I fuss with the new phone a bit. Every iteration of new device is more… complicated. This one is lavish with options and features and things to sign into, to set up, and to configure. What a pain in the ass – and not something to delegate. Some human beings are very particular (looking your way, woman-in-the-mirror), and attempting to hand-off set up tasks results in aggravation later. This new device is “mine” right now in assigned phone number only; she lacks character, details, and quirks in the set up and configuration unique to my own needs. For one thing; I freaking detest audible notifications of most sorts, that annoying notification light is not welcome either, and I find haptic feedback buzzing my fingertips all the time damned creepy. All that stuff gets turned off on my devices, (I’ll check my phone when I please) and notifications get changed to options that neither irritate my nervous system, nor end up being unnoticeable (I just don’t ever seem to hear some ringtones).  So, it’s days ahead of periodically becoming fed up with some “feature” and “fixing it”, and moving on to the next when that next one bothers me.

Over time, an inanimate device becomes more personal to me.

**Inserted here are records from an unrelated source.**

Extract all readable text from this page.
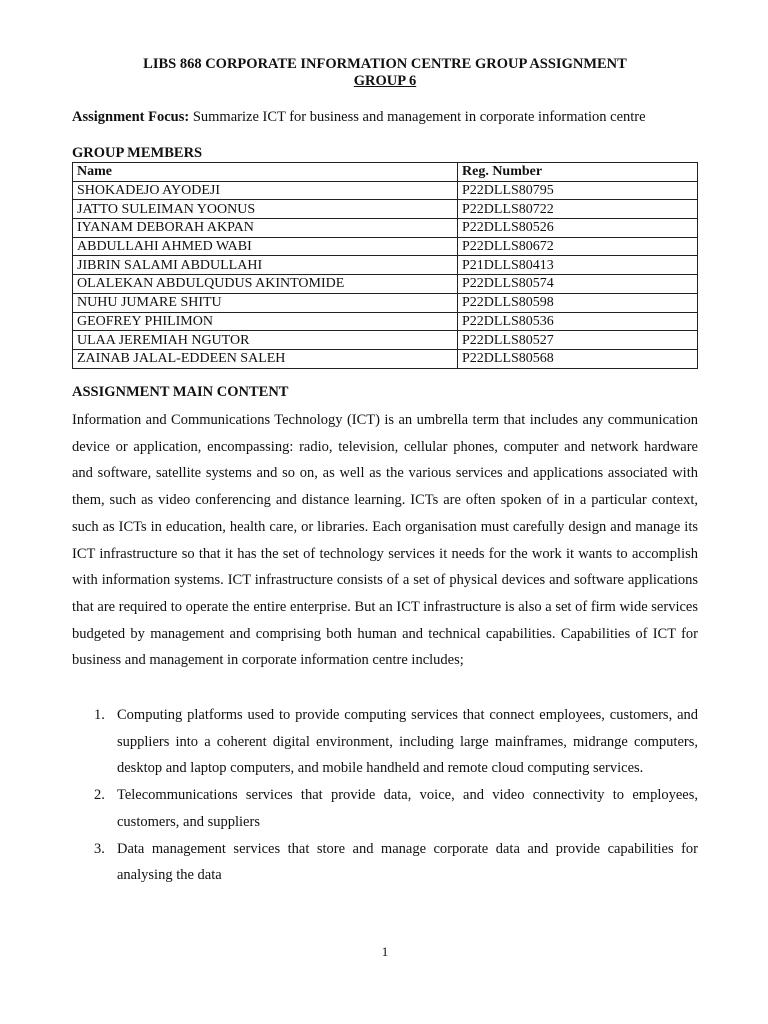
LIBS 868 CORPORATE INFORMATION CENTRE GROUP ASSIGNMENT
GROUP 6
Assignment Focus: Summarize ICT for business and management in corporate information centre
GROUP MEMBERS
Name	Reg. Number
SHOKADEJO AYODEJI	P22DLLS80795
JATTO SULEIMAN YOONUS	P22DLLS80722
IYANAM DEBORAH AKPAN	P22DLLS80526
ABDULLAHI AHMED WABI	P22DLLS80672
JIBRIN SALAMI ABDULLAHI	P21DLLS80413
OLALEKAN ABDULQUDUS AKINTOMIDE	P22DLLS80574
NUHU JUMARE SHITU	P22DLLS80598
GEOFREY PHILIMON	P22DLLS80536
ULAA JEREMIAH NGUTOR	P22DLLS80527
ZAINAB JALAL-EDDEEN SALEH	P22DLLS80568
ASSIGNMENT MAIN CONTENT

Information and Communications Technology (ICT) is an umbrella term that includes any communication device or application, encompassing: radio, television, cellular phones, computer and network hardware and software, satellite systems and so on, as well as the various services and applications associated with them, such as video conferencing and distance learning. ICTs are often spoken of in a particular context, such as ICTs in education, health care, or libraries. Each organisation must carefully design and manage its ICT infrastructure so that it has the set of technology services it needs for the work it wants to accomplish with information systems. ICT infrastructure consists of a set of physical devices and software applications that are required to operate the entire enterprise. But an ICT infrastructure is also a set of firm wide services budgeted by management and comprising both human and technical capabilities. Capabilities of ICT for business and management in corporate information centre includes;

1. Computing platforms used to provide computing services that connect employees, customers, and suppliers into a coherent digital environment, including large mainframes, midrange computers, desktop and laptop computers, and mobile handheld and remote cloud computing services.
2. Telecommunications services that provide data, voice, and video connectivity to employees, customers, and suppliers
3. Data management services that store and manage corporate data and provide capabilities for analysing the data
1
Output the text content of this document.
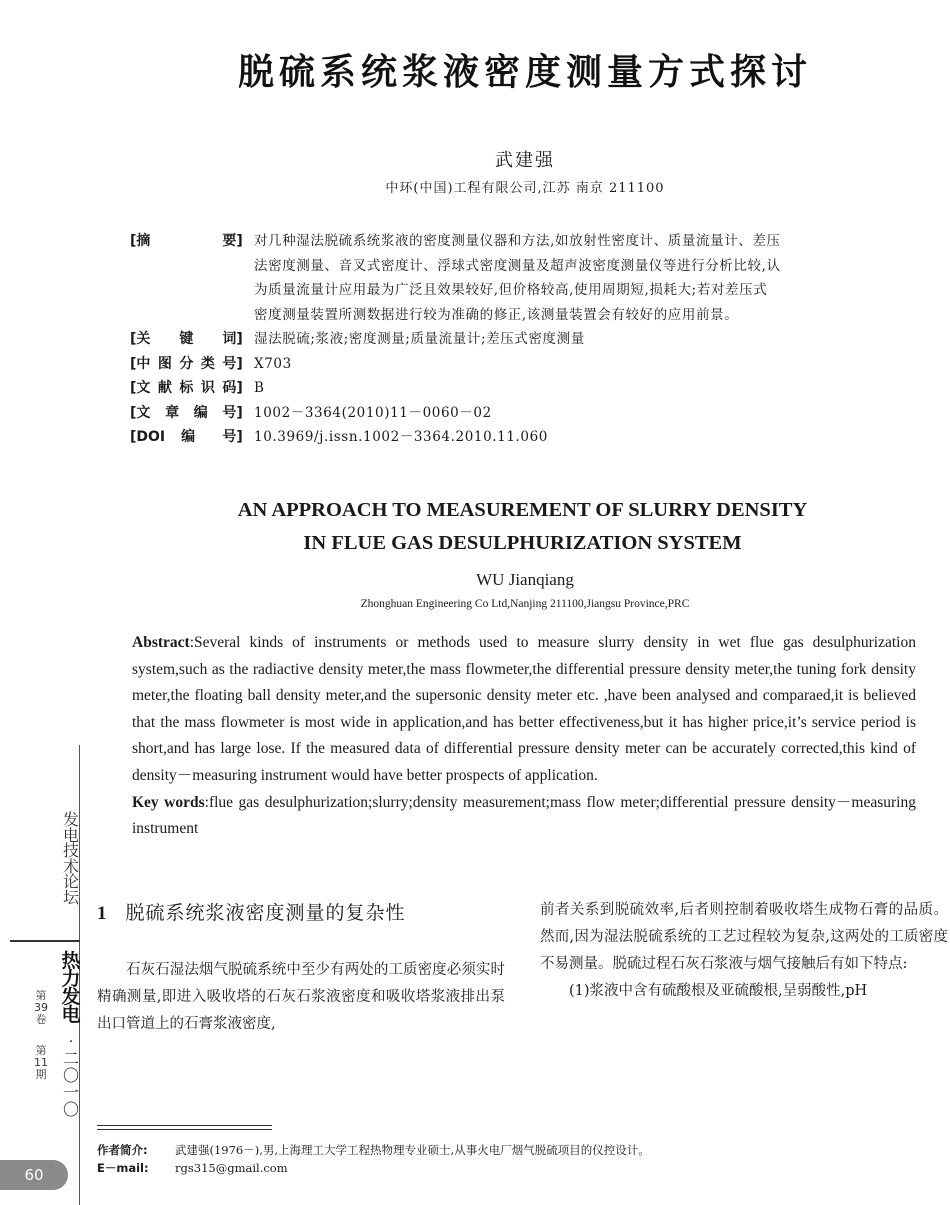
脱硫系统浆液密度测量方式探讨
武建强
中环(中国)工程有限公司,江苏 南京 211100
[摘 要] 对几种湿法脱硫系统浆液的密度测量仪器和方法,如放射性密度计、质量流量计、差压
法密度测量、音叉式密度计、浮球式密度测量及超声波密度测量仪等进行分析比较,认
为质量流量计应用最为广泛且效果较好,但价格较高,使用周期短,损耗大;若对差压式
密度测量装置所测数据进行较为准确的修正,该测量装置会有较好的应用前景。
[关 键 词] 湿法脱硫;浆液;密度测量;质量流量计;差压式密度测量
[中图分类号] X703
[文献标识码] B
[文 章 编 号] 1002－3364(2010)11－0060－02
[DOI 编 号] 10.3969/j.issn.1002－3364.2010.11.060
AN APPROACH TO MEASUREMENT OF SLURRY DENSITY
IN FLUE GAS DESULPHURIZATION SYSTEM
WU Jianqiang
Zhonghuan Engineering Co Ltd,Nanjing 211100,Jiangsu Province,PRC
Abstract:Several kinds of instruments or methods used to measure slurry density in wet flue gas desulphurization system,such as the radiactive density meter,the mass flowmeter,the differential pressure density meter,the tuning fork density meter,the floating ball density meter,and the supersonic density meter etc. ,have been analysed and comparaed,it is believed that the mass flowmeter is most wide in application,and has better effectiveness,but it has higher price,it’s service period is short,and has large lose. If the measured data of differential pressure density meter can be accurately corrected,this kind of density－measuring instrument would have better prospects of application.
Key words:flue gas desulphurization;slurry;density measurement;mass flow meter;differential pressure density－measuring instrument
发
电
技
术
论
坛
热
力
发
电
·
二
〇
一
〇
第
39
卷
第
11
期
60
1 脱硫系统浆液密度测量的复杂性
石灰石湿法烟气脱硫系统中至少有两处的工质密度必须实时精确测量,即进入吸收塔的石灰石浆液密度和吸收塔浆液排出泵出口管道上的石膏浆液密度,
前者关系到脱硫效率,后者则控制着吸收塔生成物石膏的品质。然而,因为湿法脱硫系统的工艺过程较为复杂,这两处的工质密度不易测量。脱硫过程石灰石浆液与烟气接触后有如下特点:
(1)浆液中含有硫酸根及亚硫酸根,呈弱酸性,pH
作者简介: 武建强(1976－),男,上海理工大学工程热物理专业硕士,从事火电厂烟气脱硫项目的仪控设计。
E－mail: rgs315@gmail.com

The result is a “phone” (a tiny super computer, really) that is part of who I am on a level that is probably quite inappropriate for my emotional health… it becomes harder and harder to let one go for the next one. This last grieved me – my damned phone almost seemed to “break up with me” in a very troubling way. (Usually, I let the phone go, not the other way around.) I doubt anyone noticed last night, as my old phone was being… de-personalized, when I shook my finger at her in passing and quietly said “I’m so over your bullshit. I’m done with you.” with tears in my eyes. It seemed a proper break up move, and I needed to let her go… It was still so very hard. I loved her.

Today is a good day to let the things go that don’t work – phones, stale metaphors, old leftovers, illusions, assumptions, a poor decision… There are things worthy of being dropped off along with the recycling and the trash. It’s a good day to walk on, from the last phone, the last job, old baggage, previous relationships – why carry all that with me? Sounds easy – it’s not that it isn’t as easy as it sounds; it takes practice, and verbs. Still… It is a new day, and I can begin again. New day… new phone… new camera (phone)… What does the moment hold?

New day. New camera. New settings. Begin again.

New day. New camera. New settings. Begin again.